WASHINGTON – The Internal Revenue Service expected medical device companies to file 9,000 to 15,000 tax returns when it set out to collect a controversial tax on the industry in the first half of 2013.
Only 5,107 returns were filed.
The apparent shortfall in participation could become a problem for the government, which is counting on revenue from the tax to help pay for the Affordable Care Act. The tax brought in $913 million instead of the projected $1.2 billion during the first six months of last year, according to the Treasury Department's inspector general.
Now the government is searching for ways to find devicemakers who should have paid but did not.

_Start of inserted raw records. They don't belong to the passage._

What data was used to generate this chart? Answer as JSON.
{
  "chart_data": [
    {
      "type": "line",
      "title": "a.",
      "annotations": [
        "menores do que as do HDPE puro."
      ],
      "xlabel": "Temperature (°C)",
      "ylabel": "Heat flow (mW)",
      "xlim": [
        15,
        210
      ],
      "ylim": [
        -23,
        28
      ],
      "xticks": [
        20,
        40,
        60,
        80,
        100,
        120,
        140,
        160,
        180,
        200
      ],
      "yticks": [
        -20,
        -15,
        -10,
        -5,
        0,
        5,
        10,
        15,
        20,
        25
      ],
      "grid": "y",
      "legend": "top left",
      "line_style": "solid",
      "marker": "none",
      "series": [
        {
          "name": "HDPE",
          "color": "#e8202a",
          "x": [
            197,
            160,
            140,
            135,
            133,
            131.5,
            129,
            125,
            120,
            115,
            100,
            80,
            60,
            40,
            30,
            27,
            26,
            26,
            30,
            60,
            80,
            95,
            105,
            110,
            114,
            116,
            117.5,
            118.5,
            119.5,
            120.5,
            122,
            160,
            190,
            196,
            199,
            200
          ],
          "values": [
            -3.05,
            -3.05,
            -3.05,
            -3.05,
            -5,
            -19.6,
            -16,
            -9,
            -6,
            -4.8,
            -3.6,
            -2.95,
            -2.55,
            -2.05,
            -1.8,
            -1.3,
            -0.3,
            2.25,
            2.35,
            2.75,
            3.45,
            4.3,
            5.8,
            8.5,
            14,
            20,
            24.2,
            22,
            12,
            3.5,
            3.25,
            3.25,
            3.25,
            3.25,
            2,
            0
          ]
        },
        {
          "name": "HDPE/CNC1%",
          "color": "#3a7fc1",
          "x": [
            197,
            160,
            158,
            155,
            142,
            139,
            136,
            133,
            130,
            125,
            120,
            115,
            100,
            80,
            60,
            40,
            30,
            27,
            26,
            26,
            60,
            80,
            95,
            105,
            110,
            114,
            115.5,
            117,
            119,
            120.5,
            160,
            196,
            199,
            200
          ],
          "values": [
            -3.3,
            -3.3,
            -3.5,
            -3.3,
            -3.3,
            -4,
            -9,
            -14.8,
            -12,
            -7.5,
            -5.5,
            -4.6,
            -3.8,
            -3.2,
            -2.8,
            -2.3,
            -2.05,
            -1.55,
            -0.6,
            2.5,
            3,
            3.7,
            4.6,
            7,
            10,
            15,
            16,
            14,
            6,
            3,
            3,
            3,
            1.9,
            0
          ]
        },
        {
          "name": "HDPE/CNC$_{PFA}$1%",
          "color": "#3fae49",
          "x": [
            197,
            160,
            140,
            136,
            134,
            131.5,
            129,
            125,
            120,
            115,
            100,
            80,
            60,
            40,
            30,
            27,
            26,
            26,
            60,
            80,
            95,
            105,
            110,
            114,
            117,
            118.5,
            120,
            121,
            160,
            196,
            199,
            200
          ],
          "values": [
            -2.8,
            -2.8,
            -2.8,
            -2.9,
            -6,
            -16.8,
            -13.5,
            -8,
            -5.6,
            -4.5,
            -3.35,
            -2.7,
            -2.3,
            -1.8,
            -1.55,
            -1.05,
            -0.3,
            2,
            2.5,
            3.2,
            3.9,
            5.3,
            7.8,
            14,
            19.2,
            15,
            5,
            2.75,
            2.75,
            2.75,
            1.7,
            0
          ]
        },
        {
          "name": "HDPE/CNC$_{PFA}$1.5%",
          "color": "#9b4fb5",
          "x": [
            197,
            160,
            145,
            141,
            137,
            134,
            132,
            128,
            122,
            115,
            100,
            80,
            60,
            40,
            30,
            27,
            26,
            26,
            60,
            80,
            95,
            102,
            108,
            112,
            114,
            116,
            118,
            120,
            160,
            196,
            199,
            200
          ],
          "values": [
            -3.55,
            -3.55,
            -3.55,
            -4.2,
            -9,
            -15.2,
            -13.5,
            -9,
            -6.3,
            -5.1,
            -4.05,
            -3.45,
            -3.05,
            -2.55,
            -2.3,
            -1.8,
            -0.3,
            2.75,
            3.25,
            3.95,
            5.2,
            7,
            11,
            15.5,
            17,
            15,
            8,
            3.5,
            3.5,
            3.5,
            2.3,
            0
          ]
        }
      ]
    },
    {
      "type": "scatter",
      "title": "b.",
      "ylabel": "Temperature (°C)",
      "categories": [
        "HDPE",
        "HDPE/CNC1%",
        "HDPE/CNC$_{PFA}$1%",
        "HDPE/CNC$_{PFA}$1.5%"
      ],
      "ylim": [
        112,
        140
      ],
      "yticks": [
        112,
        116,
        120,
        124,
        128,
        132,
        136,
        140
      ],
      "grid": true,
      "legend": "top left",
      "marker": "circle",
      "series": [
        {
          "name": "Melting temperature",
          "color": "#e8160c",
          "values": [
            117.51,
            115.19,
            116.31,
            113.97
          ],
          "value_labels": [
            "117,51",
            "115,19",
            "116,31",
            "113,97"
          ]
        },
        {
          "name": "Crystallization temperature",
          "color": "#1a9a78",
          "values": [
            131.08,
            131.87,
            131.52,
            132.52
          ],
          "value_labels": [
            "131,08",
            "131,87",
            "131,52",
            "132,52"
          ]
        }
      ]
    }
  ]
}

The IRS, which declined a Star Tribune request for an interview, has said it "may issue notices to potential nonfilers if there appears to be a benefit to future tax administration."
The tax on sales of certain medical devices is projected to supply $20 billion to $30 billion in funding for the new law over the next decade. It was created with the idea that devicemakers will benefit from the law, because millions of newly insured Americans will seek health care.
There is no clear explanation why receipts are running below projections. One health business website suggested that a tax revolt might be underway in an industry that remains bent on killing the tax.
Critics, including members of Minnesota's huge medical device industry and most of the state's congressional delegation, say there is no revolt. But they hope to use the apparent shortfall in participation and payments as leverage to end the levy.